Enige verschilpunt qua samenstelling was dat in de door ons behandelde periode nog steeds een aantal geestelijken als raadsheer zetelden. Bij de samenstelling van de Raad van Vlaanderen in 1432 en in 1467 daarentegen werd geen enkele geestelijke weerhouden[6].

3. De loopbaan.

Tot in de 12de eeuw bestond er nagenoeg een identiteit van “sociale stand” en “sociale functie”, in die zin dat de derde stand zich met handel en industrie inliet, de adel met militaire en raadgevende functies, de clerus met kerkelijke functies maar tegelijk de hele ambtenarij monopoliseerde. Vanaf de 12de eeuw werd deze standenmuur echter geleidelijk aan doorbroken.

De geestelijken waren in de 14de en 15de eeuw nog steeds aanwezig in het bestuursapparaat maar ze hadden hun monopoliepositie in de ambtenarij hadden moeten opgeven. Het betrof bovendien meer en meer geestelijken die een opleiding in de rechten hadden genoten.

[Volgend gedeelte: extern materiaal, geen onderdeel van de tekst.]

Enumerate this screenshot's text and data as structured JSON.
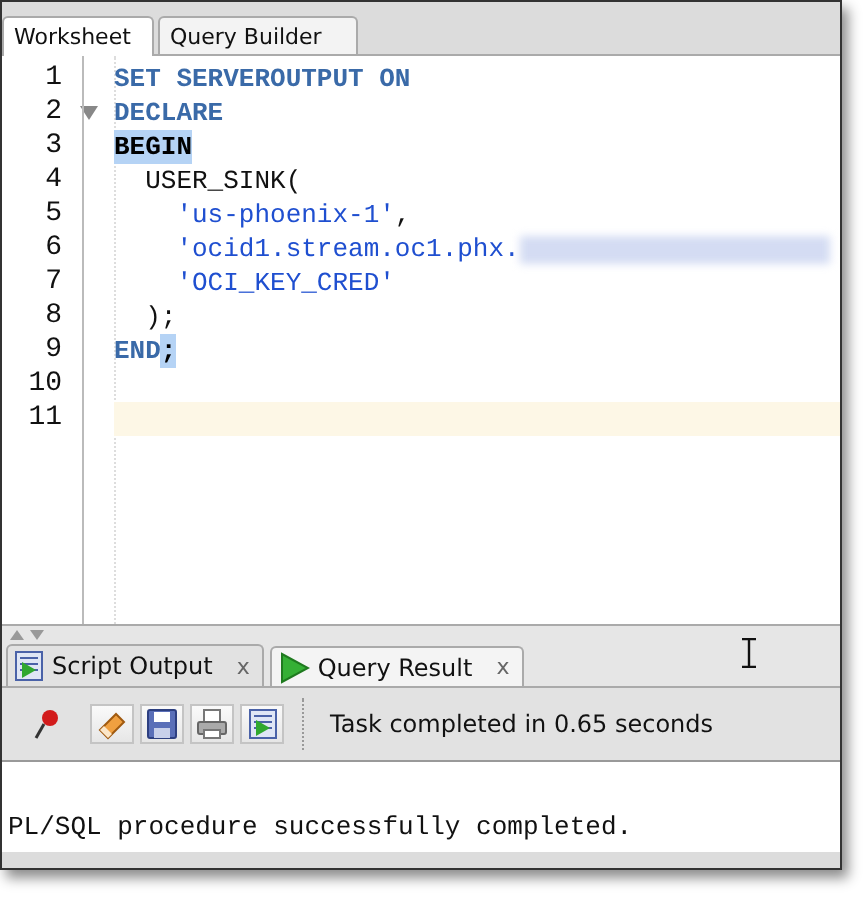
{
  "editor_tabs": [
    {
      "label": "Worksheet",
      "selected": true
    },
    {
      "label": "Query Builder",
      "selected": false
    }
  ],
  "code_lines": [
    {
      "number": "1",
      "fold": false,
      "current": false,
      "tokens": [
        {
          "kind": "keyword",
          "text": "SET SERVEROUTPUT ON",
          "highlighted": false
        }
      ]
    },
    {
      "number": "2",
      "fold": true,
      "current": false,
      "tokens": [
        {
          "kind": "keyword",
          "text": "DECLARE",
          "highlighted": false
        }
      ]
    },
    {
      "number": "3",
      "fold": false,
      "current": false,
      "tokens": [
        {
          "kind": "keyword",
          "text": "BEGIN",
          "highlighted": true
        }
      ]
    },
    {
      "number": "4",
      "fold": false,
      "current": false,
      "tokens": [
        {
          "kind": "plain",
          "text": "  USER_SINK(",
          "highlighted": false
        }
      ]
    },
    {
      "number": "5",
      "fold": false,
      "current": false,
      "tokens": [
        {
          "kind": "string",
          "text": "    'us-phoenix-1'",
          "highlighted": false
        },
        {
          "kind": "plain",
          "text": ",",
          "highlighted": false
        }
      ]
    },
    {
      "number": "6",
      "fold": false,
      "current": false,
      "tokens": [
        {
          "kind": "string",
          "text": "    'ocid1.stream.oc1.phx.",
          "highlighted": false
        },
        {
          "kind": "redacted"
        }
      ]
    },
    {
      "number": "7",
      "fold": false,
      "current": false,
      "tokens": [
        {
          "kind": "string",
          "text": "    'OCI_KEY_CRED'",
          "highlighted": false
        }
      ]
    },
    {
      "number": "8",
      "fold": false,
      "current": false,
      "tokens": [
        {
          "kind": "plain",
          "text": "  );",
          "highlighted": false
        }
      ]
    },
    {
      "number": "9",
      "fold": false,
      "current": false,
      "tokens": [
        {
          "kind": "keyword",
          "text": "END",
          "highlighted": false
        },
        {
          "kind": "keyword",
          "text": ";",
          "highlighted": true
        }
      ]
    },
    {
      "number": "10",
      "fold": false,
      "current": false
    },
    {
      "number": "11",
      "fold": false,
      "current": true
    }
  ],
  "output_tabs": [
    {
      "label": "Script Output",
      "close": "x",
      "selected": true
    },
    {
      "label": "Query Result",
      "close": "x",
      "selected": false
    }
  ],
  "toolbar": {
    "buttons": [
      {
        "kind": "pin"
      },
      {
        "kind": "eraser"
      },
      {
        "kind": "save"
      },
      {
        "kind": "print"
      },
      {
        "kind": "script"
      }
    ],
    "status": "Task completed in 0.65 seconds"
  },
  "output_text": "PL/SQL procedure successfully completed."
}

De Bourgondische hertogen wisten een groot deel van de institutionele Kerk te herleiden tot een stuk van het Bourgondische staatsapparaat door het voeren van een mooi gedoseerde benoemingspolitiek bij de vacatures in bisdommen en abdijen, die men zodanig met vertrouwelingen opvulde dat de kerkelijke hiërarchie in de Nederlanden een dociel instrument werd van de overheidspolitiek[7]. Dit wordt mooi geïllustreerd als we de kerkelijke loopbaan van respectievelijk Jean de Thoisy, vanaf 1410 bisschop van Doornik, en Hendrik Goethals volgen. Beide geestelijken hebben immers enorm veel bijgedragen tot de uitbouw van de Bourgondische staat. Verder vervulden ook Eulaart des Aubeaux, Pieter van Camdonc, Segher Crommelijn, Jan van Culsbrouc en Raoul le Maire belangrijke kerkelijke ambten en droegen ze allen op één of andere manier bij tot de uitbreiding van de Bourgondische centralisatiepolitiek. Het hoeft ons dan ook niet te verbazen dat zij allen een universitair diploma bezaten.

 

Volgens prof. Prevenier staat het vast dat in de 15de eeuw de ambtenarenstand als sociale groep een sociologische realiteit was en dat de osmose van enerzijds ambtenaren, en anderzijds hofkringen en grafelijke of hertogelijke familie, een klassiek merkteken van de 15de eeuw was. De 15de eeuwse ambtenaren werden gekenmerkt door een duidelijk streven naar materieel voordeel en sociaal prestige. Een afgebakende groep heeft steeds de neiging zich tot een klasse af te sluiten, wat al duidelijk was vanaf de late 13de - begin 14de eeuw met de vorming van ambtenarenfamilies. Toch was er een permanente mobiliteit van de ene naar de andere administratieve sector. In Vlaanderen klommen talrijke ambtenaren van een stedelijke functie op naar één der honorabele hertogelijke bestuursposten[8]. De overstap van het particularistische naar het centralistische kamp deed zich in de door ons behandelde periode meerder malen voor. Met de Bourgondiërs werd de trend van de opwaartse sociale mobiliteit in de hoge klassen via de “overheidsdienst” verder gezet[9]. Het bekendste voorbeeld hiervan was Simon van Formelis, die zijn carrière begon in dienst van de stad Gent als pensionaris en nadien een schitterende loopbaan in hertogelijke dienst uitbouwde. Ook Jan van de Kethulle, Jacob van Lichtervelde, Clais Utenhove en Willem de Zadelare kenden een dergelijk carrièreverloop. Deze ontwikkeling, waarbij de lokaal-stedelijke dienst als springplank diende om resoluut een loopbaan in hertogelijke dienst uit te bouwen, kan men veralgemenen voor de hele 15de eeuw[10].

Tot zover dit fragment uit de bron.